Interests - Textile Designer
This occupation is typically suited for people with the following Career Interests:
Creative people are drawn to careers and activities that enable them to take responsibility for the design, layout or sensory impact of something (visual, auditory etc). They may be atrracted to the traditional artistic pursuits such as painting, sculpture, singing, or music. Or they may show more interest in design activities, such as architecture, animation, or craft areas, such as pottery and ceramics.
Creative people use their personal understanding of people and the world they live in to guide their work. Creative people like to work in unstructured workplaces, enjoy taking risks and prefer a minimum of routine.
Realists are usually interested in 'things' - such as buildings, mechanics, equipment, tools, electronics etc. Their primary focus is dealing with these - as in building, fixing, operating or designing them. Involvement in these areas leads to high manual skills, or a fine aptitude for practical design - as found in the various forms of engineering.
Realists like to find practical solutions to problems using tools, technology and skilled work. Realists usually prefer to be active in their work environment, often do most of their work alone, and enjoy taking decisive action with a minimum amount of discussion and paperwork.
Administrative people are interested in work that offers security and a sense of being part of a larger process.
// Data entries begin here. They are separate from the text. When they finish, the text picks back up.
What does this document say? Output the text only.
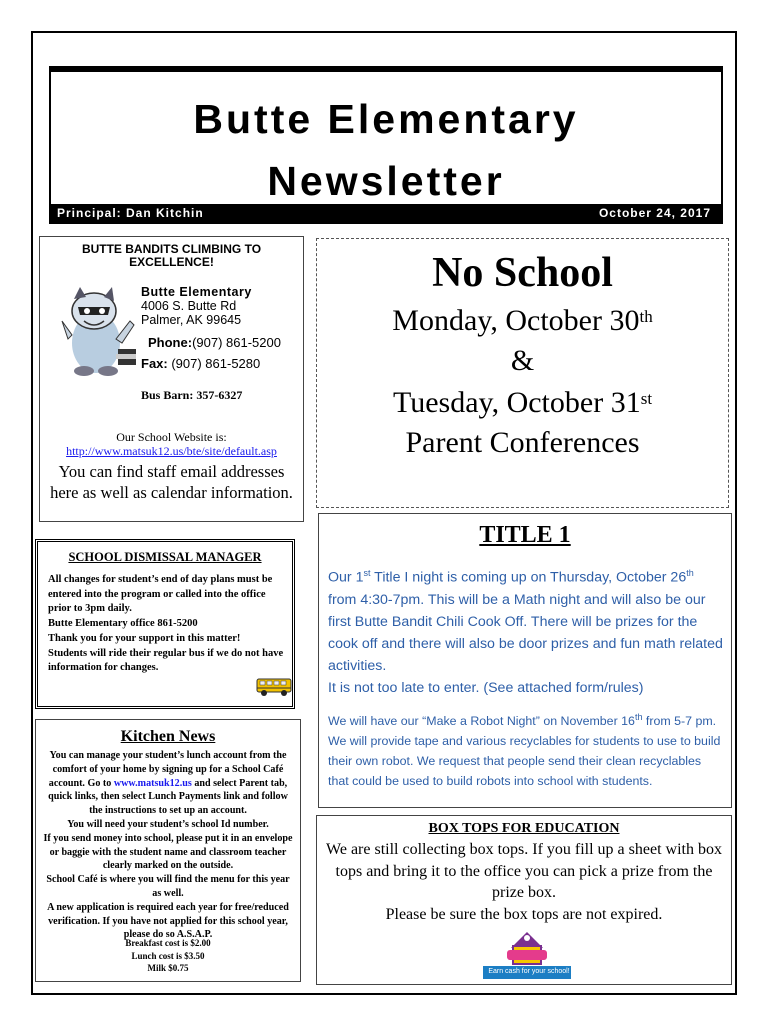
Butte Elementary
Newsletter
Principal: Dan Kitchin	October 24, 2017
BUTTE BANDITS CLIMBING TO EXCELLENCE!
Butte Elementary
4006 S. Butte Rd
Palmer, AK 99645
Phone:(907) 861-5200
Fax: (907) 861-5280
Bus Barn: 357-6327
Our School Website is:
http://www.matsuk12.us/bte/site/default.asp
You can find staff email addresses here as well as calendar information.
No School
Monday, October 30th
&
Tuesday, October 31st
Parent Conferences
SCHOOL DISMISSAL MANAGER
All changes for student’s end of day plans must be entered into the program or called into the office prior to 3pm daily.
Butte Elementary office 861-5200
Thank you for your support in this matter!
Students will ride their regular bus if we do not have information for changes.
TITLE 1
Our 1st Title I night is coming up on Thursday, October 26th from 4:30-7pm. This will be a Math night and will also be our first Butte Bandit Chili Cook Off. There will be prizes for the cook off and there will also be door prizes and fun math related activities.
It is not too late to enter. (See attached form/rules)
We will have our “Make a Robot Night” on November 16th from 5-7 pm. We will provide tape and various recyclables for students to use to build their own robot. We request that people send their clean recyclables that could be used to build robots into school with students.
Kitchen News
You can manage your student’s lunch account from the comfort of your home by signing up for a School Café account. Go to www.matsuk12.us and select Parent tab, quick links, then select Lunch Payments link and follow the instructions to set up an account.
You will need your student’s school Id number.
If you send money into school, please put it in an envelope or baggie with the student name and classroom teacher clearly marked on the outside.
School Café is where you will find the menu for this year as well.
A new application is required each year for free/reduced verification. If you have not applied for this school year, please do so A.S.A.P.
Breakfast cost is $2.00
Lunch cost is $3.50
Milk $0.75
BOX TOPS FOR EDUCATION
We are still collecting box tops. If you fill up a sheet with box tops and bring it to the office you can pick a prize from the prize box.
Please be sure the box tops are not expired.
Earn cash for your school!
They may be at their most productive under supervisors who give clear guidelines and while performing routine tasks in a methodical and reliable way.
They tend to enjoy clerical and most forms of office work, where they perform essential administrative duties. They often form the backbone of large and small organisations alike. They may enjoy being in charge of office filing systems, and using computers and other office equipment to keep things running smoothly. They usually like routine work hours and prefer comfortable indoor workplaces.
Although some designers are not directly involved in textile production, it is very important that you have technical knowledge of yarns and dyes, as well as manufacturing processes and limitations, as this will affect your designs. For example, some machines may not be able to reproduce a lot of colours, so you will be restricted to using just two or three colours.
Designer-craft workers need practical craft skills to make up their designs.
Designers will also need to be able to use
computer-aided design (CAD) software packages in their work.
Entry Requirements - Textile Designer
Pay & Salary - Textile Designer
Salary Range (thousands per year)* 18k - 42k
Last Updated: March, 2017
* The lower figures typically reflect starting salaries. Higher salaries are awarded to those with greater experience and responsibility. Positions in Dublin sometimes command higher salaries.